= Red Friday =

1925 British government agreement with miners

On Friday 31 July 1925 the British government agreed to the demands of the Miners Federation of Great Britain to provide a subsidy to the mining industry to maintain miners' wages. The Daily Herald called this day Red Friday; a union defeat four years earlier had been called "Black Friday". The 1926 General Strike followed nine months later.

==Background==
There had been a long history of labour unrest in the British coal mining industry. A triple alliance had been formed in 1914 of the Miners Federation, the Transport and General Workers Union and the National Union of Railwaymen, for mutual support in trade disputes, but had been unable to undertake united action due to World War I. In 1916, at the height of World War I, Lloyd George's government had taken control of the industry, but with inflation the purchasing power of miners' wages had fallen.

After the war government control was relaxed, and the triple alliance was revived. In 1919, as a conciliatory measure, the government appointed a royal commission to investigate the industry under Mr Justice Sankey, which recommended the nationalisation of mining royalties but did not explain how this would be achieved. The government, citing the lack of unanimity of the commission, declined to implement its report. The government responded to a strike by the Yorkshire miners in July 1919 by planning measures to maintain the mines during the strike.
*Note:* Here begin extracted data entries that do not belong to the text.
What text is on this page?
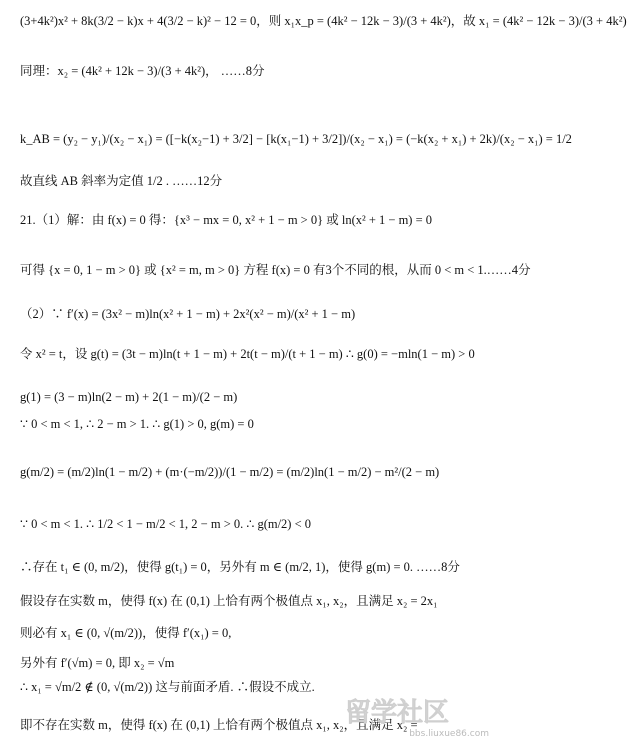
(3+4k²)x² + 8k(3/2 − k)x + 4(3/2 − k)² − 12 = 0，则 x₁x_p = (4k² − 12k − 3)/(3 + 4k²)，故 x₁ = (4k² − 12k − 3)/(3 + 4k²)
同理：x₂ = (4k² + 12k − 3)/(3 + 4k²)， ……8分
k_AB = (y₂ − y₁)/(x₂ − x₁) = ([−k(x₂−1) + 3/2] − [k(x₁−1) + 3/2])/(x₂ − x₁) = (−k(x₂ + x₁) + 2k)/(x₂ − x₁) = 1/2
故直线 AB 斜率为定值 1/2 . ……12分
21.（1）解：由 f(x) = 0 得：{x³ − mx = 0, x² + 1 − m > 0} 或 ln(x² + 1 − m) = 0
可得 {x = 0, 1 − m > 0} 或 {x² = m, m > 0} 方程 f(x) = 0 有3个不同的根，从而 0 < m < 1.……4分
（2）∵ f′(x) = (3x² − m)ln(x² + 1 − m) + 2x²(x² − m)/(x² + 1 − m)
令 x² = t，设 g(t) = (3t − m)ln(t + 1 − m) + 2t(t − m)/(t + 1 − m) ∴ g(0) = −mln(1 − m) > 0
g(1) = (3 − m)ln(2 − m) + 2(1 − m)/(2 − m)
∵ 0 < m < 1, ∴ 2 − m > 1. ∴ g(1) > 0, g(m) = 0
g(m/2) = (m/2)ln(1 − m/2) + (m·(−m/2))/(1 − m/2) = (m/2)ln(1 − m/2) − m²/(2 − m)
∵ 0 < m < 1. ∴ 1/2 < 1 − m/2 < 1, 2 − m > 0. ∴ g(m/2) < 0
∴存在 t₁ ∈ (0, m/2)，使得 g(t₁) = 0，另外有 m ∈ (m/2, 1)，使得 g(m) = 0. ……8分
假设存在实数 m，使得 f(x) 在 (0,1) 上恰有两个极值点 x₁, x₂，且满足 x₂ = 2x₁
则必有 x₁ ∈ (0, √(m/2))，使得 f′(x₁) = 0,
另外有 f′(√m) = 0, 即 x₂ = √m
∴ x₁ = √m/2 ∉ (0, √(m/2)) 这与前面矛盾. ∴假设不成立.
即不存在实数 m，使得 f(x) 在 (0,1) 上恰有两个极值点 x₁, x₂，且满足 x₂ =
留学社区
bbs.liuxue86.com
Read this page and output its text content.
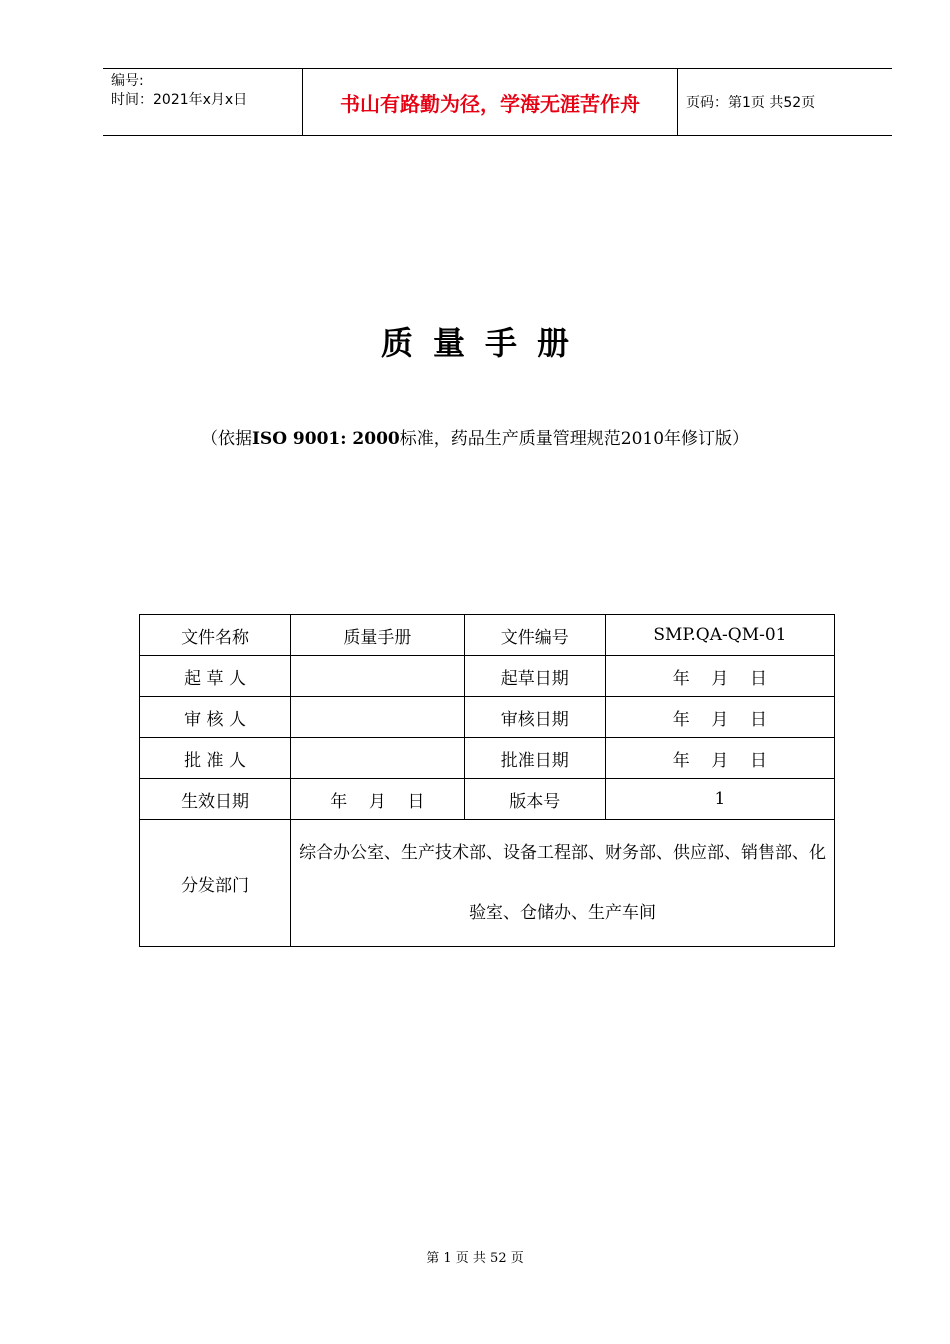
编号:
时间：2021年x月x日	书山有路勤为径，学海无涯苦作舟	页码：第1页 共52页
质量手册
（依据ISO 9001: 2000标准，药品生产质量管理规范2010年修订版）
文件名称	质量手册	文件编号	SMP.QA-QM-01
起 草 人		起草日期	年    月    日
审 核 人		审核日期	年    月    日
批 准 人		批准日期	年    月    日
生效日期	年    月    日	版本号	1
分发部门	综合办公室、生产技术部、设备工程部、财务部、供应部、销售部、化验室、仓储办、生产车间		
第 1 页 共 52 页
In April 1921 the miners went on strike, seeking equalisation of wages between coalfields, but the unity of the triple alliance collapsed, leaving the miners to fight on until hunger drove them back to work on Black Friday, leaving the employers (who had come together in the Mining Association) in control. There was a small concession to the miners of a temporary subsidy of £10M, but their average pay fell by 30% during 1921.

==Red Friday==
In April 1925 Britain returned to the gold standard. This was effectively a revaluation of sterling, and led to deflation in the British economy over the following years. This made it difficult for the coal owners to export coal profitably in the face of resurgent German exports. On 30 June the Mining Association gave notice to terminate the 1924 wage agreement, after which wages would be cut (with no national minimum) and hours increased. Negotiations took place, but it was soon apparent that, without a subsidy, a strike or lock-out was inevitable. The miners had secured an agreement from the railwaymen that they would not handle coal. This was likely to result in the railway companies sacking those who refused, leading to a railway strike.

The government reviewed emergency arrangements and Prime Minister Baldwin concluded, "We were not ready". In consequence the government backed down, and negotiated a subsidy for the coal industry to last nine months to enable the employers to maintain wages and conditions. This cost £23M. It seems that an emergency plan existed on paper, but would require the recruitment of many volunteers to implement it, and the staff did not exist.

==Reaction==
The subsidy could only be a temporary measure. The government immediately put in hand measures to be implemented in the event of a general strike, which seemed inevitable when the subsidy ended.